Another Indian state has cancelled a large solar power tender citing high tariff bids quoted by project developers. This time the state of Uttar Pradesh has announced that it will annul the results of a 1 gigawatt auction that was concluded last month.
The Uttar Pradesh New and Renewable Energy Development Agency (UPNEDA) had offered project developers a total of 1 gigawatt solar power capacity earlier this year. The tender did not garner as much interest from project developers as tender of some other states, or those issued by central agencies do. Uttar Pradesh is not among the leaders in India’s solar power market and has been rather late in development of supportive infrastructure for solar power projects.
The lowest bid was placed by Adani Green Energy which proposed to developed 250 megawatts of capacity at Rs 3.48/kWh. Acme Solar placed bids to develop 300 megawatts of capacity at Rs 3.48/kWh to Rs 3.55/kWh. Azure Power placed bid for 160 megawatts of capacity at Rs 3.55/kWh. A few other project developers, including Eden Renewable, Hero Future Energies, and Canadian Solar, also placed bids around Rs 3.55/kWh.

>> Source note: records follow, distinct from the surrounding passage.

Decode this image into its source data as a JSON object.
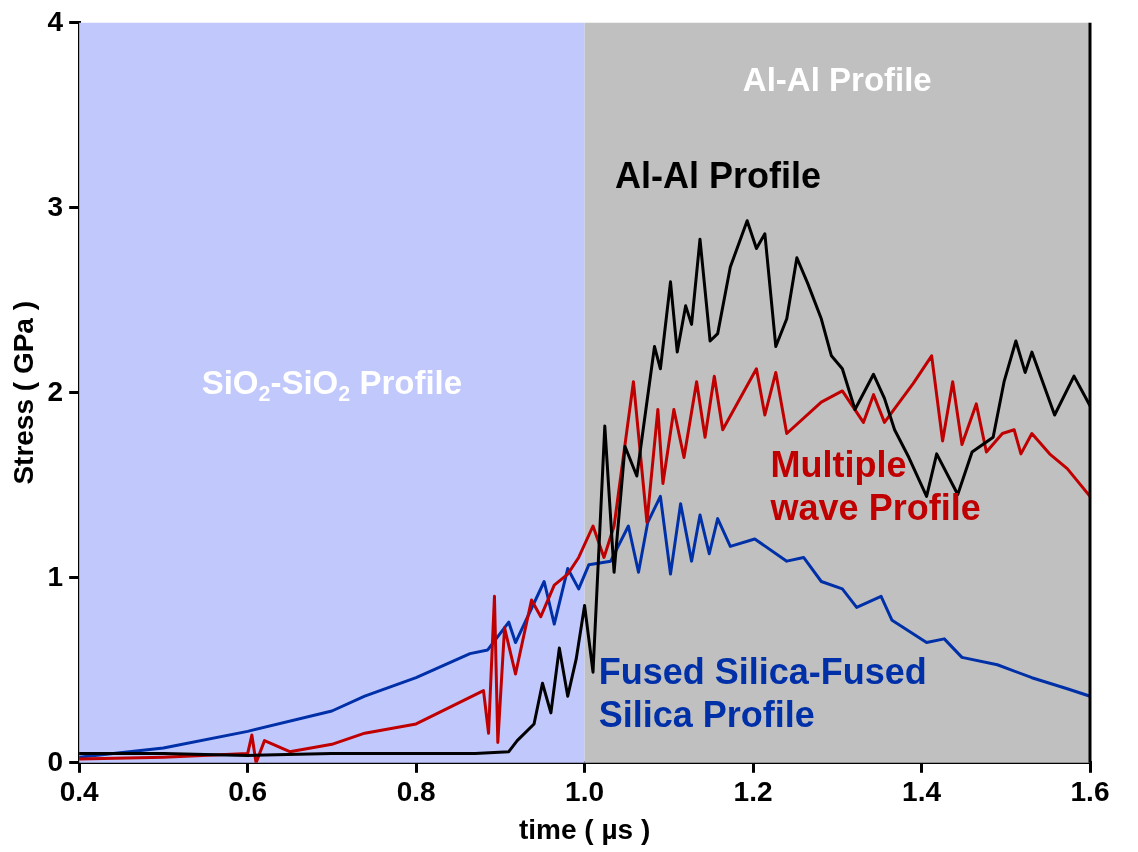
{
  "chart_data": {
    "type": "line",
    "xlabel": "time ( µs )",
    "ylabel": "Stress ( GPa )",
    "xlim": [
      0.4,
      1.6
    ],
    "xticks": [
      0.4,
      0.6,
      0.8,
      {
        "value": 1,
        "label": "1.0"
      },
      1.2,
      1.4,
      1.6
    ],
    "ylim": [
      0,
      4
    ],
    "yticks": [
      0,
      1,
      2,
      3,
      4
    ],
    "grid": false,
    "legend": false,
    "marker": "none",
    "line_style": "solid",
    "bands": [
      {
        "axis": "x",
        "from": 0.4,
        "to": 1.0,
        "label": "SiO$_{2}$-SiO$_{2}$ Profile",
        "color": "#c0c8fc"
      },
      {
        "axis": "x",
        "from": 1.0,
        "to": 1.6,
        "label": "Al-Al Profile",
        "color": "#c0c0c0"
      }
    ],
    "series": [
      {
        "name": "Al-Al Profile",
        "color": "#000000",
        "x": [
          0.4,
          0.5,
          0.6,
          0.7,
          0.8,
          0.87,
          0.91,
          0.92,
          0.94,
          0.95,
          0.96,
          0.97,
          0.98,
          0.99,
          1.0,
          1.01,
          1.024,
          1.035,
          1.048,
          1.062,
          1.083,
          1.09,
          1.102,
          1.11,
          1.12,
          1.127,
          1.137,
          1.149,
          1.158,
          1.173,
          1.193,
          1.204,
          1.214,
          1.227,
          1.24,
          1.252,
          1.265,
          1.281,
          1.293,
          1.306,
          1.321,
          1.343,
          1.356,
          1.368,
          1.385,
          1.406,
          1.418,
          1.443,
          1.46,
          1.485,
          1.498,
          1.512,
          1.523,
          1.531,
          1.558,
          1.581,
          1.6
        ],
        "values": [
          0.05,
          0.05,
          0.04,
          0.05,
          0.05,
          0.05,
          0.06,
          0.12,
          0.21,
          0.43,
          0.27,
          0.62,
          0.36,
          0.56,
          0.85,
          0.49,
          1.82,
          1.03,
          1.71,
          1.55,
          2.25,
          2.13,
          2.6,
          2.22,
          2.47,
          2.37,
          2.83,
          2.28,
          2.32,
          2.68,
          2.93,
          2.78,
          2.86,
          2.25,
          2.4,
          2.73,
          2.59,
          2.4,
          2.2,
          2.13,
          1.91,
          2.1,
          1.97,
          1.8,
          1.65,
          1.44,
          1.67,
          1.45,
          1.68,
          1.76,
          2.06,
          2.28,
          2.11,
          2.22,
          1.88,
          2.09,
          1.93
        ]
      },
      {
        "name": "Multiple wave Profile",
        "color": "#c00000",
        "x": [
          0.4,
          0.5,
          0.6,
          0.605,
          0.61,
          0.62,
          0.65,
          0.7,
          0.739,
          0.8,
          0.88,
          0.886,
          0.893,
          0.897,
          0.905,
          0.918,
          0.937,
          0.948,
          0.964,
          0.98,
          0.993,
          1.01,
          1.023,
          1.035,
          1.058,
          1.074,
          1.087,
          1.093,
          1.106,
          1.118,
          1.133,
          1.143,
          1.154,
          1.164,
          1.204,
          1.214,
          1.227,
          1.24,
          1.281,
          1.306,
          1.331,
          1.343,
          1.356,
          1.39,
          1.412,
          1.425,
          1.437,
          1.448,
          1.465,
          1.477,
          1.496,
          1.51,
          1.518,
          1.531,
          1.552,
          1.573,
          1.6
        ],
        "values": [
          0.02,
          0.03,
          0.05,
          0.15,
          0.0,
          0.12,
          0.06,
          0.1,
          0.16,
          0.21,
          0.39,
          0.16,
          0.9,
          0.11,
          0.73,
          0.48,
          0.88,
          0.79,
          0.96,
          1.02,
          1.11,
          1.28,
          1.11,
          1.28,
          2.06,
          1.3,
          1.91,
          1.51,
          1.91,
          1.65,
          2.06,
          1.76,
          2.09,
          1.8,
          2.13,
          1.88,
          2.11,
          1.78,
          1.95,
          2.01,
          1.84,
          1.99,
          1.84,
          2.05,
          2.2,
          1.74,
          2.06,
          1.72,
          1.94,
          1.68,
          1.78,
          1.8,
          1.67,
          1.78,
          1.67,
          1.59,
          1.44
        ]
      },
      {
        "name": "Fused Silica-Fused Silica Profile",
        "color": "#0030a8",
        "x": [
          0.4,
          0.5,
          0.6,
          0.7,
          0.739,
          0.8,
          0.864,
          0.885,
          0.91,
          0.918,
          0.952,
          0.964,
          0.98,
          0.993,
          1.005,
          1.031,
          1.052,
          1.064,
          1.075,
          1.09,
          1.102,
          1.114,
          1.127,
          1.137,
          1.148,
          1.158,
          1.173,
          1.202,
          1.24,
          1.26,
          1.281,
          1.306,
          1.323,
          1.352,
          1.365,
          1.406,
          1.427,
          1.448,
          1.49,
          1.531,
          1.573,
          1.6
        ],
        "values": [
          0.03,
          0.08,
          0.17,
          0.28,
          0.36,
          0.46,
          0.59,
          0.61,
          0.76,
          0.65,
          0.98,
          0.75,
          1.05,
          0.94,
          1.07,
          1.09,
          1.28,
          1.03,
          1.3,
          1.44,
          1.02,
          1.4,
          1.09,
          1.34,
          1.13,
          1.32,
          1.17,
          1.21,
          1.09,
          1.11,
          0.98,
          0.94,
          0.84,
          0.9,
          0.77,
          0.65,
          0.67,
          0.57,
          0.53,
          0.46,
          0.4,
          0.36
        ]
      }
    ]
  }
}
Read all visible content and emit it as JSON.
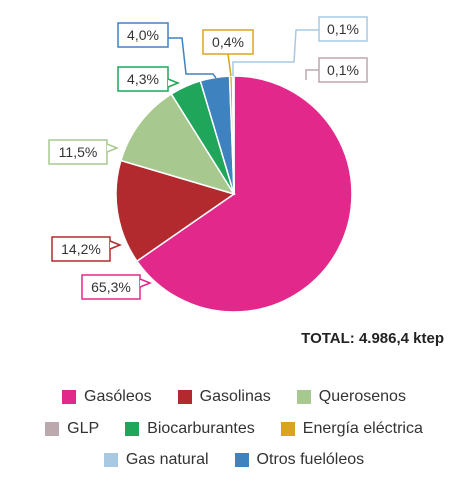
{
  "chart_data": {
    "type": "pie",
    "total_label": "TOTAL: 4.986,4 ktep",
    "slices": [
      {
        "name": "Gasóleos",
        "value": 65.3,
        "label": "65,3%",
        "color": "#e2288a"
      },
      {
        "name": "Gasolinas",
        "value": 14.2,
        "label": "14,2%",
        "color": "#b22a2e"
      },
      {
        "name": "Querosenos",
        "value": 11.5,
        "label": "11,5%",
        "color": "#a7c98f"
      },
      {
        "name": "Biocarburantes",
        "value": 4.3,
        "label": "4,3%",
        "color": "#1fa65a"
      },
      {
        "name": "Otros fuelóleos",
        "value": 4.0,
        "label": "4,0%",
        "color": "#3f82c0"
      },
      {
        "name": "Energía eléctrica",
        "value": 0.4,
        "label": "0,4%",
        "color": "#d9a520"
      },
      {
        "name": "Gas natural",
        "value": 0.1,
        "label": "0,1%",
        "color": "#a9c8e2"
      },
      {
        "name": "GLP",
        "value": 0.1,
        "label": "0,1%",
        "color": "#bca9ae"
      }
    ],
    "legend_order": [
      [
        "Gasóleos",
        "Gasolinas",
        "Querosenos"
      ],
      [
        "GLP",
        "Biocarburantes",
        "Energía eléctrica"
      ],
      [
        "Gas natural",
        "Otros fuelóleos"
      ]
    ]
  }
}
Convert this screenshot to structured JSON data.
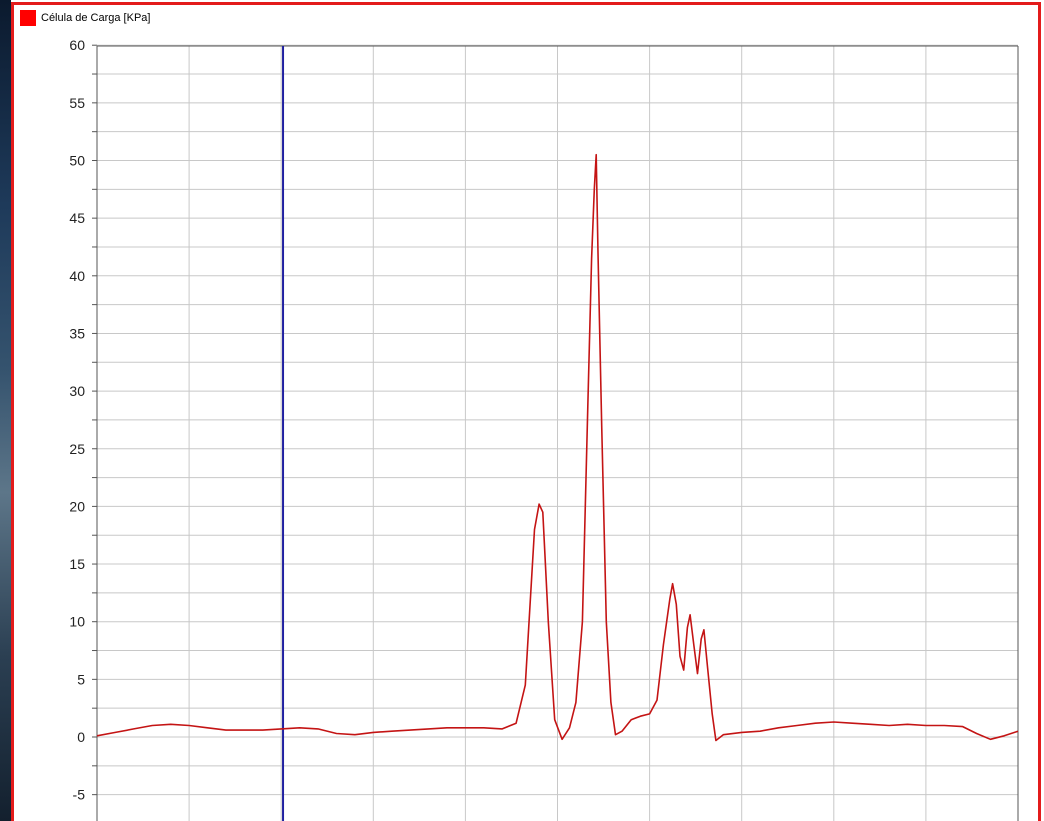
{
  "colors": {
    "frame_border": "#e31b1b",
    "legend_swatch": "#ff0000",
    "series_line": "#c41414",
    "cursor_line": "#2020a0",
    "grid_line": "#c8c8c8",
    "axis_line": "#555555"
  },
  "chart_data": {
    "type": "line",
    "legend_position": "top-left",
    "grid": true,
    "ylim": [
      -7,
      60
    ],
    "xlim": [
      0,
      100
    ],
    "yticks": [
      60,
      55,
      50,
      45,
      40,
      35,
      30,
      25,
      20,
      15,
      10,
      5,
      0,
      -5
    ],
    "cursor_x": 20.2,
    "series": [
      {
        "name": "Célula de Carga [KPa]",
        "points": [
          [
            0,
            0.1
          ],
          [
            2,
            0.4
          ],
          [
            4,
            0.7
          ],
          [
            6,
            1.0
          ],
          [
            8,
            1.1
          ],
          [
            10,
            1.0
          ],
          [
            12,
            0.8
          ],
          [
            14,
            0.6
          ],
          [
            16,
            0.6
          ],
          [
            18,
            0.6
          ],
          [
            20,
            0.7
          ],
          [
            22,
            0.8
          ],
          [
            24,
            0.7
          ],
          [
            26,
            0.3
          ],
          [
            28,
            0.2
          ],
          [
            30,
            0.4
          ],
          [
            32,
            0.5
          ],
          [
            34,
            0.6
          ],
          [
            36,
            0.7
          ],
          [
            38,
            0.8
          ],
          [
            40,
            0.8
          ],
          [
            42,
            0.8
          ],
          [
            44,
            0.7
          ],
          [
            45.5,
            1.2
          ],
          [
            46.5,
            4.5
          ],
          [
            47.5,
            18.0
          ],
          [
            48.0,
            20.2
          ],
          [
            48.4,
            19.5
          ],
          [
            49.0,
            10.0
          ],
          [
            49.7,
            1.5
          ],
          [
            50.5,
            -0.2
          ],
          [
            51.3,
            0.8
          ],
          [
            52.0,
            3.0
          ],
          [
            52.7,
            10.0
          ],
          [
            53.3,
            29.0
          ],
          [
            53.7,
            41.5
          ],
          [
            54.0,
            47.5
          ],
          [
            54.2,
            50.5
          ],
          [
            54.4,
            42.0
          ],
          [
            54.8,
            27.0
          ],
          [
            55.3,
            10.0
          ],
          [
            55.8,
            3.0
          ],
          [
            56.3,
            0.2
          ],
          [
            57.0,
            0.5
          ],
          [
            58.0,
            1.5
          ],
          [
            59.0,
            1.8
          ],
          [
            60.0,
            2.0
          ],
          [
            60.8,
            3.2
          ],
          [
            61.5,
            8.0
          ],
          [
            62.2,
            12.0
          ],
          [
            62.5,
            13.3
          ],
          [
            62.9,
            11.5
          ],
          [
            63.3,
            7.0
          ],
          [
            63.7,
            5.8
          ],
          [
            64.1,
            9.5
          ],
          [
            64.4,
            10.6
          ],
          [
            64.8,
            8.0
          ],
          [
            65.2,
            5.5
          ],
          [
            65.6,
            8.5
          ],
          [
            65.9,
            9.3
          ],
          [
            66.3,
            6.0
          ],
          [
            66.8,
            2.0
          ],
          [
            67.2,
            -0.3
          ],
          [
            68,
            0.2
          ],
          [
            70,
            0.4
          ],
          [
            72,
            0.5
          ],
          [
            74,
            0.8
          ],
          [
            76,
            1.0
          ],
          [
            78,
            1.2
          ],
          [
            80,
            1.3
          ],
          [
            82,
            1.2
          ],
          [
            84,
            1.1
          ],
          [
            86,
            1.0
          ],
          [
            88,
            1.1
          ],
          [
            90,
            1.0
          ],
          [
            92,
            1.0
          ],
          [
            94,
            0.9
          ],
          [
            95.5,
            0.3
          ],
          [
            97,
            -0.2
          ],
          [
            98.5,
            0.1
          ],
          [
            100,
            0.5
          ]
        ]
      }
    ]
  }
}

The lowest tariff bid was Rs 3.48/kWh, while the highest bid was Rs 3.55/kWh. The lowest bid in this tender was at a premium of 42.6% to the lowest-ever tariff bid placed for any solar power project in India. The reason for the high tariff bids is the limited solar radiation that Uttar Pradesh receives in comparison to states like Rajasthan and several southern states in India.
According to Mercom India, the UPNEDA officials had expected a stiff competition, and a tariff bid range of Rs 3.10 to Rs 3.15/kWh. But the actual bids were much higher than the expectations, leading to the cancellation of the capacity allotment to developers.
The UPNEDA has decided to split the annulled 1 gigawatt tender into two, of 500 megawatt each. The first of these tenders has already been launched.
State solar tenders usually receive bids at a substantial premium to the tender issued by central agencies, like Solar Energy Corporation of India and NTPC Limited. Tenders issued by central agencies usually have a clause for payment security which is a risk hedge for developers when they quote tariff bids. In addition to payment security, developers also look for the financial health of the agency buying power, cost and availability of land for project development, solar radiation, among others.
Around a year back, Uttar Pradesh had asked several project developers to voluntarily reduce their tariff bids in an auction held in 2015. Tariff bids in that auction was as high as Rs 8.60/kWh.